The gist of M. D. Shear's article, Law Has Polling Firms Leery of Work in New Hampshire" (NYT 1 March 2012) is that pollsters and political consultants are whining that "legitimate" operations are getting gun-shy about polling in New Hampshire for fear of being fined.  Actual surveys won't get done, they suggest, because poorly worded legislation creates too much illegitimate legal liability.

They do not take issue with what the law requires and some even call it well-intentioned. Paragraph 16a of section 664 of Title  53 of New Hampshire statutes requires those who administer push-polls to identify themselves as doing so on behalf of a candidate or issue. In other words, if that's what you are up to, you need to say so.

The problem, they say, is that the law is poorly written -- good intentions gone bad, they suggest.  So, what does the statute actually say?  Not so ambiguous, really.  It says if you call pretending to be taking a survey but really you are spreading information about opposition candidates then you are push-polling:

XVII. "Push-polling" means:
  1. Calling voters on behalf of, in support of, or in opposition to, any candidate for public office by telephone; and
  2. Asking questions related to opposing candidates for public office which state, imply, or convey information about the candidates' character, status, or political stance or record; and
  3. Conducting such calling in a manner which is likely to be construed by the voter to be a survey or poll to gather statistical data for entities or organizations which are acting independent of any particular political party, candidate, or interest group.
And so, the question arises: why aren't pollsters themselves taking steps to stamp out the practice?  One supposes the answer is that they still want to use it, even if the "good guys" would not stoop to the level of sleaziness that Bush and Lee Atwater practiced.
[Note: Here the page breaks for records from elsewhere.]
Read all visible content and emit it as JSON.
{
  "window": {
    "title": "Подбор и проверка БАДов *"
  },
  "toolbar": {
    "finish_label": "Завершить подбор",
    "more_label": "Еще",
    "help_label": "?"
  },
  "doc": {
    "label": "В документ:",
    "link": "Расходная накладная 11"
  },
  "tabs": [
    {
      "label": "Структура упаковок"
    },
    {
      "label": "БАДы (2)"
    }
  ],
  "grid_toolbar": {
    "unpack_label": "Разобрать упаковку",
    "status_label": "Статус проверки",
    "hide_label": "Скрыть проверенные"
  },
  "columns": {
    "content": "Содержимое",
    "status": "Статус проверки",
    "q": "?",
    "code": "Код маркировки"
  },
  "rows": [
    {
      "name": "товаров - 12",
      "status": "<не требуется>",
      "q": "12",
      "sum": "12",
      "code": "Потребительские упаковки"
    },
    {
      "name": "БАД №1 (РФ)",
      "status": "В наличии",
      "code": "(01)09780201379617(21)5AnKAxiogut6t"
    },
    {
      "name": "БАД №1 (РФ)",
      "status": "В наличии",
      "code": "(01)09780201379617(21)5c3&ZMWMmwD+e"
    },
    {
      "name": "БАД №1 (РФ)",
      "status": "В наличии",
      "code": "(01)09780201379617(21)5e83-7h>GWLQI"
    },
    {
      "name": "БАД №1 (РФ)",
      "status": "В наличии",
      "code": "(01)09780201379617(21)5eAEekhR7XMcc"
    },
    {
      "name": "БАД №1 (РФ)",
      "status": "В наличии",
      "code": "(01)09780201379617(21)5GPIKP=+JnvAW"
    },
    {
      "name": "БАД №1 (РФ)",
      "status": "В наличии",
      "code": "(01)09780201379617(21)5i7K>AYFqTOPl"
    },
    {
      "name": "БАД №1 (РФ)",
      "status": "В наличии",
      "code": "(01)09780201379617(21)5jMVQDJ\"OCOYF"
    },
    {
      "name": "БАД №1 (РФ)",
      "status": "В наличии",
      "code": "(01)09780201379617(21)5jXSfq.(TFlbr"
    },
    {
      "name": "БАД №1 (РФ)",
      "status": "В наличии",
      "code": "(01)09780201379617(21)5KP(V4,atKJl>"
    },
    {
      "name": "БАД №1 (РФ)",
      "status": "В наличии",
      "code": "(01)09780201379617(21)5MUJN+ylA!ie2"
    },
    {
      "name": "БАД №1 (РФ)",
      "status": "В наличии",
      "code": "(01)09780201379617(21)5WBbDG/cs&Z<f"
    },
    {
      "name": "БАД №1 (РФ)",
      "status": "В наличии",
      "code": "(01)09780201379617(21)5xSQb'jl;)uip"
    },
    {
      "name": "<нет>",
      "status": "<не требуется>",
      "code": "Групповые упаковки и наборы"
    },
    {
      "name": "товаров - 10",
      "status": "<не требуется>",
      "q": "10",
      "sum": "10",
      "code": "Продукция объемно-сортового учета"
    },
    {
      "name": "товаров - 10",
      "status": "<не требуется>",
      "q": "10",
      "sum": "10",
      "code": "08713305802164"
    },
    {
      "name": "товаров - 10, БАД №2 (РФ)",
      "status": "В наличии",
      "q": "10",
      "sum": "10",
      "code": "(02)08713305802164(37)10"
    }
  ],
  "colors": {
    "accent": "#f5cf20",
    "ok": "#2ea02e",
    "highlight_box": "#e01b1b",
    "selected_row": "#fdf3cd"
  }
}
Interestingly, one of the objections that the pollsters raised was that "complying with the law by announcing the candidate sponsoring the poll would corrupt the data being gathered."  It's interesting because they don't think that constantly adjusting question wording and techniques that are technically push-polling even if they could stay inside the New Hampshire law would corrupt the data.

But this brings me to my real point.  As a practicing social scientist I am consistently disheartened and often angered at the abuse of survey research engaged in by political parties and organizations.   I receive "surveys" from the DNC, DCCC, Greenpeace, Sierra Club, MoveOn.org, etc. etc. that triply insult me:

  • They are, in fact, often push-polls (if gentle ones) whose real purpose is to inform and incite not collect data.
  • They are couched disingenuously in terms of providing me an opportunity for input, to have my voice heard.
  • As research instruments they are almost always C- or worse, violating the most basic tenets of survey construction.

Perhaps I should just humor them and wink since we do both know what's really going on.  Sometimes the political actor in me is content to do so.  But at other times the information order pollution that they represent really gets to me.  These things corrupt the data of other legitimate research efforts. If the results are used, they amplify the error in the information order.  These things undermine social information trust.  They cheapen the very idea of opinion research.  Imagine a certain amount of what passes as clinical trials is really just PR for pharmaceutical companies.  Or imagine that the "high stakes testing" used to study the education system was really just a ploy to indoctrinate children.  Or that marine biologists were just sending a message to the mollusks they study.

As a consultant helping organizations do research I used to ask "are you trying to find out something or are you trying to show something?" To this we could add "or are you just putting on a show?"

There's something disturbing when an industry like political polling can't do better than suggest that the one state that has taken steps to address a real democracy-threatening practice within that industry is somehow "the problem."  A republican pollster whined that the law has “a harmful effect on legitimate survey research and message testing that really impairs our ability to do credible polling,” as if we should care.  It doesn't take a Ph.D. to see that a little ignorance on the part of politicians about attitudes in New Hampshire as the price for stopping a practice that corrupts public deliberation is a tradeoff well worth making.